During the process of trying to fix Chempedia's problems, it became clear that a major redesign was in order. This consisted of:

  • Creating a landing page oriented toward search. Using the Merck Index as a metaphor suggested that Chempedia's landing page should be designed around search, not browsing - as it was originally designed.
  • Emphasizing compound monographs, not compounds. Chempedia's central organizing principle is now the Compound Monograph. One way this is seen is in the new URL structure, which makes it very easy to see where a Chempedia link is about to take you. For example, consider the URL for benzene. Another way this can be seen is in the inclusion of Compound Monographs lacking a chemical structure.
  • Designing a streamlined menu system. The main menu system has been broken down into just three main categories: Search; Browse; and Create. These headings refer to actions on Compound Monographs, again in line with their importance as an organizing principle.
  • Promoting better integration with Wikipedia.
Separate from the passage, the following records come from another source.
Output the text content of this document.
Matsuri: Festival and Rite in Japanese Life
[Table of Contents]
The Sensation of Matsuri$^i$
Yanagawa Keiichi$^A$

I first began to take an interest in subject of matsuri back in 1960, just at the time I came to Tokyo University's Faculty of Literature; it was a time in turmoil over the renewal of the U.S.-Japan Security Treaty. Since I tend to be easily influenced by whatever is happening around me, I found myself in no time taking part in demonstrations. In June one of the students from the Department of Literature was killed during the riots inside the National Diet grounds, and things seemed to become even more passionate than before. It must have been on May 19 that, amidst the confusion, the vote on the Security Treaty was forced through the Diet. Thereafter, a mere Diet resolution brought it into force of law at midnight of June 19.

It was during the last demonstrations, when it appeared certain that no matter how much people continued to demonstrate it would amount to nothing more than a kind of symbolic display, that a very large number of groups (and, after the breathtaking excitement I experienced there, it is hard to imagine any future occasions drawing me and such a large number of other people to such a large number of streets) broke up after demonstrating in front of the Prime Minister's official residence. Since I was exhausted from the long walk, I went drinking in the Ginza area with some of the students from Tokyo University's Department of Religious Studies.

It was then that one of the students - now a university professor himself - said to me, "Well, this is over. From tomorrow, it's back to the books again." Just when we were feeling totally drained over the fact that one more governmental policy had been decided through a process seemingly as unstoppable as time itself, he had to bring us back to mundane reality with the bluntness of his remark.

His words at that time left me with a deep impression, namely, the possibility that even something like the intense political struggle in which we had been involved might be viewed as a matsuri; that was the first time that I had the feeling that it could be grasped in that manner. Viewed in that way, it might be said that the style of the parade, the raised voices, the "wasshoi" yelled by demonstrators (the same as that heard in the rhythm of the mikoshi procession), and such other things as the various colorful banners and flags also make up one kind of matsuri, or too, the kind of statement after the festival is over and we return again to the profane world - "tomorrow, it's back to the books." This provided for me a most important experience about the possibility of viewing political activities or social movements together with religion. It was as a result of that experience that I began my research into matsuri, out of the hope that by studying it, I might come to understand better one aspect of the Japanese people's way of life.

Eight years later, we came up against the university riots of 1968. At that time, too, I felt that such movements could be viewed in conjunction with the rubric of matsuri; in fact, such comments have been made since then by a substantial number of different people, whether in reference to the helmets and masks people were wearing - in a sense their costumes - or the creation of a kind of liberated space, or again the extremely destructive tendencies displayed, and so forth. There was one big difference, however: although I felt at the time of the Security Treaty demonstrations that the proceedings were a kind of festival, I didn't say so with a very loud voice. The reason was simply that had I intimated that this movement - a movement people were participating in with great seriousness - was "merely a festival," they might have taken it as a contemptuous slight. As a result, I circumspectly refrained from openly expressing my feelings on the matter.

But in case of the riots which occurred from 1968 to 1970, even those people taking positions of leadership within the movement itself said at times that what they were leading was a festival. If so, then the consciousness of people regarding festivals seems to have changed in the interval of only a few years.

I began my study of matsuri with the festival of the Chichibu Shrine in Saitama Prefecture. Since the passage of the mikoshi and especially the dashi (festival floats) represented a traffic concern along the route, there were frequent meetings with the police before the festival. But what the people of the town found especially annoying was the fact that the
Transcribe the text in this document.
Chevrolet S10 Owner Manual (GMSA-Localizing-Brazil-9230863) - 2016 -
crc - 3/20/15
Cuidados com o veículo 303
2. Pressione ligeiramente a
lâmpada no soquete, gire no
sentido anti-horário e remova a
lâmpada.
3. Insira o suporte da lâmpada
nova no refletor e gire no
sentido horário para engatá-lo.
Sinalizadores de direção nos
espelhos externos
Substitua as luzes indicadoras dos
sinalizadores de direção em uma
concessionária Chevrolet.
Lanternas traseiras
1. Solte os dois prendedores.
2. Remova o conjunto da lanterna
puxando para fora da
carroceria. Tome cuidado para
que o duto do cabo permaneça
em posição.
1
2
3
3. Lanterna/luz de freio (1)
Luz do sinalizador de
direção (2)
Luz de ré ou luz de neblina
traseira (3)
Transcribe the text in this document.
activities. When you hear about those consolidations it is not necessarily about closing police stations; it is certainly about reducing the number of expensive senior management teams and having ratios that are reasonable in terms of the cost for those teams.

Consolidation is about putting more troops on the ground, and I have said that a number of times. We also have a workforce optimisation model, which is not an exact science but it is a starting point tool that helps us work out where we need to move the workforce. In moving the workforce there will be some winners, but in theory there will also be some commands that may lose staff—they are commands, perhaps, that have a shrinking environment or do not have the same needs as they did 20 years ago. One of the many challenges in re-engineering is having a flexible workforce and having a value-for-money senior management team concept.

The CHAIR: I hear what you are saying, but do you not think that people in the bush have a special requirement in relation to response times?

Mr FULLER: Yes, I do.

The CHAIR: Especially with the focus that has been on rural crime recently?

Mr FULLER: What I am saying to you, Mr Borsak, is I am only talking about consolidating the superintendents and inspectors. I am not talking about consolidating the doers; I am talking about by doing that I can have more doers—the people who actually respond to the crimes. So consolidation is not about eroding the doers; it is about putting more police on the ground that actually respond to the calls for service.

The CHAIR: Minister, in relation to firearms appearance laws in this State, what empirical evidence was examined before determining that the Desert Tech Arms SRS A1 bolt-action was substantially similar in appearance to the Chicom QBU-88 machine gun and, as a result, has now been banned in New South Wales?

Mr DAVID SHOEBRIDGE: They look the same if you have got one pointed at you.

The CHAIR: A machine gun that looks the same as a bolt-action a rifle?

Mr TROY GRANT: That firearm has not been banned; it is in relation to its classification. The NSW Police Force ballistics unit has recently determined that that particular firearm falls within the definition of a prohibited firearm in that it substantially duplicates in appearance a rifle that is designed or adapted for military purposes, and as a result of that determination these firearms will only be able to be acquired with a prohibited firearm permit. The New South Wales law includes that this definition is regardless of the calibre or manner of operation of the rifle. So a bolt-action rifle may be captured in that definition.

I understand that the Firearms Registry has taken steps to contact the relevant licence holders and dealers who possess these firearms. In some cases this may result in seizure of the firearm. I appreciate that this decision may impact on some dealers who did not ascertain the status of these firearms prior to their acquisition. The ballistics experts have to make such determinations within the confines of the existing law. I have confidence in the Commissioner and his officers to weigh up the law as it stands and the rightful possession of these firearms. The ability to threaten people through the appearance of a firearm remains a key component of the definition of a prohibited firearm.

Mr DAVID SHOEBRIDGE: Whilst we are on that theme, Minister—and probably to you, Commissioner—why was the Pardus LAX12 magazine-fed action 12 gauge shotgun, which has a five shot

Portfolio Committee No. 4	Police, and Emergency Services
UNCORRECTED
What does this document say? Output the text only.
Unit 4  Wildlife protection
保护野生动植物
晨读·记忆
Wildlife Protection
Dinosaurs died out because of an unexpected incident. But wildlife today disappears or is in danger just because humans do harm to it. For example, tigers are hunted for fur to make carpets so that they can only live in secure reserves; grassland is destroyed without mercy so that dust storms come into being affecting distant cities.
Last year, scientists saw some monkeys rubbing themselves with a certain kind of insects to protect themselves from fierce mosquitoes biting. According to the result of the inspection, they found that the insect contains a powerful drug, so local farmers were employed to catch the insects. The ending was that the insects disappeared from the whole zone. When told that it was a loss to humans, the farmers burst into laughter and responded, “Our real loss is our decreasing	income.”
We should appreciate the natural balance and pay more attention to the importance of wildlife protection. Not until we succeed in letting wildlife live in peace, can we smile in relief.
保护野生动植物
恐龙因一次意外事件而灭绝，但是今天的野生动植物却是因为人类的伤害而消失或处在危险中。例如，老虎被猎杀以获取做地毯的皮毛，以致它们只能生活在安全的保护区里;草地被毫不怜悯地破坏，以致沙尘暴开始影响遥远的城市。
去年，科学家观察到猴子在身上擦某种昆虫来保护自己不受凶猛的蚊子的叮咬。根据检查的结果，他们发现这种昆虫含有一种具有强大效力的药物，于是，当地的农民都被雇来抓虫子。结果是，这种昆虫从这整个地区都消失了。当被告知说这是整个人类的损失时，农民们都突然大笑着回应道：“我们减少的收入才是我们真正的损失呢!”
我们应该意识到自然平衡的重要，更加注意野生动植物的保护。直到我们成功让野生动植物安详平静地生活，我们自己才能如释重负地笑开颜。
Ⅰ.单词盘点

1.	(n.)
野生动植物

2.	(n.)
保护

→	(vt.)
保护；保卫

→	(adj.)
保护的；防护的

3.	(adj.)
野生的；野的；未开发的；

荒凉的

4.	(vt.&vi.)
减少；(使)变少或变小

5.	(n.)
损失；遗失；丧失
After experimenting with a few implementation possibilities, it is now possible to edit Wikipedia articles directly from the Chempedia site, thanks to the use of inline frame. Once again, this capability is tied to the Compound Monograph, from which editing and updating links are accessible.
  • Striving for comprehensive Wikipedia coverage. Wikipedia had far more compound monographs than could be found on Chempedia, 6,411 of them, to be precise. Chempedia now contains all of them, regardless of whether a chemical structure can be found based on a CAS number in PubChem. This includes inorganics, organometallics, polymers, mixtures, and polypeptides.

Miles to Go Yet

Chempedia is far from being finished. For example, you'll notice many instances in which a Compound Monograph is truncated. This arises from difficulties in parsing Wikipedia's Wikitext format (more on this later).

Ultimately, the full text of each Wikipedia article will be present on Chempedia rather than just the first introductory paragraph. But it will take a significant amount of work to ensure that each article's Wikitext entry can be parsed faithfully.

Chempedia allows search by CAS number, PubChem CID and exact title. Full-text searching is not yet implemented, nor is autocomplete search, both of which would greatly enhance the usability of the service.

Exact structure searching is made possible by the ChemWriter editor in combination with SHA-1 hashed InChIs. Substructure search and query atom search will ultimately be added, but for an encyclopedia containing relatively few molecules, most of which having trivial names, this isn't yet seen as being critical.

You'll notice many Monographs on Chempedia that have no structure information. Behind the scenes, Chempedia uses the 350,000+ CAS numbers now contained in the PubChem database to associate a chemical structure with a Wikipedia article. In the future, these associations will be made by Chempedia and Wikipedia users, which will allow every Chempedia small-molecule Monograph to have a structure associated with it. (It will also create a rather large, publicly-curated, open database of CAS numbers linked to chemical structures, but that's a story for another time).

Your Feedback is Essential

Finally, many of the changes made in this iteration were the result of conversions with chemists and developers. If you see something on Chempedia that just doesn't work for you, please don't be shy about saying so. Feedback is an essential ingredient in making Chempedia the best service it can be.